Eight modifiers: Opinion–size–age–shape–color–origin–material–purpose
Ten modifiers: Opinion–size–physical quality–shape–age–color–origin–material–type–purpose

I’m going to try my hand at these:

Eight modifiers: Darling minuscule old circular red Dutch velvet shoulder-slung bag
Ten modifiers: Darling minuscule worn circular old red Dutch velvet money-toting shoulder-slung bag

Whew!


3

ACCESSING COLOR

As a child I pondered this deep question: Is the blue I see with my eyes the same as the blue you see with your eyes? I used to wonder if my blue was actually your green or purple or if you saw in ultraviolet like a butterfly. I’d blink one eye shut and observe the world, then switch to the other eye, and from my own optical input, I knew that people must see colors at least somewhat differently, for I have an eye that sees a warmer spectrum while the other sees a cooler spectrum. It’s subtle but noticeable. 

Two people in my family have some level of red-green color blindness, which fascinates me. My spouse mixes up orange and purple—baffling, to this full-spectrumed writer-artist who sees those two colors as dramatically different, nearly as opposites on the color wheel.

When I worked on Power BI, a designer on my team developed a series of color palettes for color-blind report creators and readers, and I thought, not for the first time, that it must be challenging to navigate a full-color world when you can’t see the distinctions as clearly as the majority of the population.
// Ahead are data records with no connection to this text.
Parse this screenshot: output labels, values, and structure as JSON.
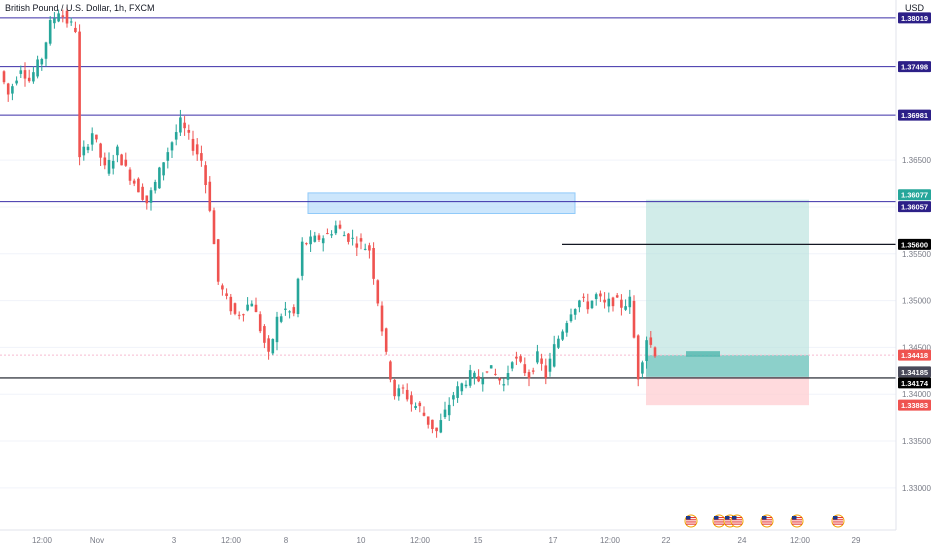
{
  "header": {
    "title": "British Pound / U.S. Dollar, 1h, FXCM",
    "currency": "USD"
  },
  "colors": {
    "up": "#26a69a",
    "down": "#ef5350",
    "hline": "#3b2fa8",
    "hline_label": "#2c1f87",
    "black_line": "#131722",
    "profit_zone": "#b2dfdb",
    "loss_zone": "#ffcdd2",
    "supply_zone": "#bbdefb",
    "current_price": "#ef5350",
    "tp_label": "#26a69a",
    "sl_label": "#ef5350"
  },
  "chart_data": {
    "type": "candlestick",
    "title": "British Pound / U.S. Dollar, 1h, FXCM",
    "y_unit": "USD",
    "ylim": [
      1.3255,
      1.3821
    ],
    "y_ticks": [
      1.33,
      1.335,
      1.34,
      1.345,
      1.35,
      1.355,
      1.36,
      1.365
    ],
    "y_tick_labels": [
      "1.33000",
      "1.33500",
      "1.34000",
      "1.34500",
      "1.35000",
      "1.35500",
      "1.36000",
      "1.36500"
    ],
    "x_tick_labels": [
      "12:00",
      "Nov",
      "3",
      "12:00",
      "8",
      "10",
      "12:00",
      "15",
      "17",
      "12:00",
      "22",
      "24",
      "12:00",
      "29"
    ],
    "price_path": [
      [
        0,
        1.3745
      ],
      [
        2,
        1.372
      ],
      [
        5,
        1.375
      ],
      [
        7,
        1.3735
      ],
      [
        10,
        1.376
      ],
      [
        12,
        1.3795
      ],
      [
        14,
        1.381
      ],
      [
        16,
        1.3798
      ],
      [
        18,
        1.379
      ],
      [
        19,
        1.365
      ],
      [
        22,
        1.368
      ],
      [
        25,
        1.364
      ],
      [
        28,
        1.366
      ],
      [
        30,
        1.364
      ],
      [
        33,
        1.362
      ],
      [
        35,
        1.3605
      ],
      [
        37,
        1.3625
      ],
      [
        39,
        1.365
      ],
      [
        41,
        1.367
      ],
      [
        43,
        1.369
      ],
      [
        46,
        1.3665
      ],
      [
        48,
        1.365
      ],
      [
        50,
        1.36
      ],
      [
        52,
        1.352
      ],
      [
        54,
        1.35
      ],
      [
        56,
        1.3485
      ],
      [
        58,
        1.349
      ],
      [
        60,
        1.35
      ],
      [
        62,
        1.347
      ],
      [
        64,
        1.344
      ],
      [
        66,
        1.348
      ],
      [
        68,
        1.349
      ],
      [
        70,
        1.3485
      ],
      [
        72,
        1.356
      ],
      [
        75,
        1.3565
      ],
      [
        78,
        1.357
      ],
      [
        80,
        1.358
      ],
      [
        82,
        1.357
      ],
      [
        84,
        1.3565
      ],
      [
        86,
        1.356
      ],
      [
        88,
        1.3555
      ],
      [
        90,
        1.35
      ],
      [
        92,
        1.344
      ],
      [
        94,
        1.34
      ],
      [
        96,
        1.3405
      ],
      [
        98,
        1.339
      ],
      [
        100,
        1.3385
      ],
      [
        102,
        1.337
      ],
      [
        104,
        1.336
      ],
      [
        106,
        1.338
      ],
      [
        108,
        1.34
      ],
      [
        110,
        1.341
      ],
      [
        112,
        1.342
      ],
      [
        114,
        1.3415
      ],
      [
        116,
        1.343
      ],
      [
        118,
        1.342
      ],
      [
        120,
        1.341
      ],
      [
        122,
        1.344
      ],
      [
        124,
        1.343
      ],
      [
        126,
        1.342
      ],
      [
        128,
        1.344
      ],
      [
        130,
        1.342
      ],
      [
        132,
        1.345
      ],
      [
        134,
        1.347
      ],
      [
        136,
        1.349
      ],
      [
        138,
        1.35
      ],
      [
        140,
        1.3495
      ],
      [
        142,
        1.3505
      ],
      [
        144,
        1.3495
      ],
      [
        146,
        1.35
      ],
      [
        148,
        1.3495
      ],
      [
        150,
        1.35
      ],
      [
        152,
        1.342
      ],
      [
        154,
        1.346
      ],
      [
        156,
        1.3445
      ]
    ],
    "horizontal_levels": [
      {
        "price": 1.38019,
        "label": "1.38019",
        "color": "#3b2fa8"
      },
      {
        "price": 1.37498,
        "label": "1.37498",
        "color": "#3b2fa8"
      },
      {
        "price": 1.36981,
        "label": "1.36981",
        "color": "#3b2fa8"
      },
      {
        "price": 1.36057,
        "label": "1.36057",
        "color": "#3b2fa8"
      },
      {
        "price": 1.356,
        "label": "1.35600",
        "color": "#131722",
        "partial": true
      },
      {
        "price": 1.34174,
        "label": "1.34174",
        "color": "#131722"
      }
    ],
    "position": {
      "type": "long",
      "entry": 1.34185,
      "target": 1.36077,
      "stop": 1.33883,
      "current": 1.34418
    },
    "supply_zone": {
      "top": 1.3615,
      "bottom": 1.3593
    }
  },
  "price_labels": [
    {
      "id": "lvl1",
      "text": "1.38019"
    },
    {
      "id": "lvl2",
      "text": "1.37498"
    },
    {
      "id": "lvl3",
      "text": "1.36981"
    },
    {
      "id": "tp",
      "text": "1.36077"
    },
    {
      "id": "lvl4",
      "text": "1.36057"
    },
    {
      "id": "blk1",
      "text": "1.35600"
    },
    {
      "id": "cur",
      "text": "1.34418"
    },
    {
      "id": "entry",
      "text": "1.34185"
    },
    {
      "id": "blk2",
      "text": "1.34174"
    },
    {
      "id": "sl",
      "text": "1.33883"
    }
  ],
  "event_icons": [
    "us-flag-icon",
    "us-flag-icon",
    "us-flag-icon",
    "us-flag-icon",
    "us-flag-icon",
    "us-flag-icon",
    "us-flag-icon"
  ]
}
Both color-blind people in my life have trouble distinguishing between red and green lights at traffic stops. That’s a huge accessibility issue with literal life-and-death implications.

It’s gratifying, then, to see color blindness being tackled as part of accessibility improvements in software. This excellent post at Venngage lets you see life through various color-blind lenses and gives helpful tips for designing for everyone.


4

FIND OUT ABOUT BURNOUT

I love a good online test, don’t you? Is “burnout” the hottest word of 2021? Are these questions related? Yes! Take the burnout test to see where you fall on the spectrum. And treat yourself kindly. Life is hard sometimes, especially during a pandemic.


5

TRANSPARENT WRITING

Lately I’ve been loving the way the internet democratizes access to useful information. For example, Tim Herrara’s been gathering rates publications pay freelancers for articles, along with pay insight and negotiation tips to increase transparency. Then I stumbled on this collection of insider info and tips for writers by Lincoln Michel over on Substack. When I’ve considered freelancing in the past, I’ve gotten overwhelmed by the logistics of it all. My overwhelmed-at-work self is highly productive, but my overwhelmed personal self sometimes curls up in a ball and reads escapist novels, so I found Michel’s well-organized and informative missive calming and helpful. Thanks, internet.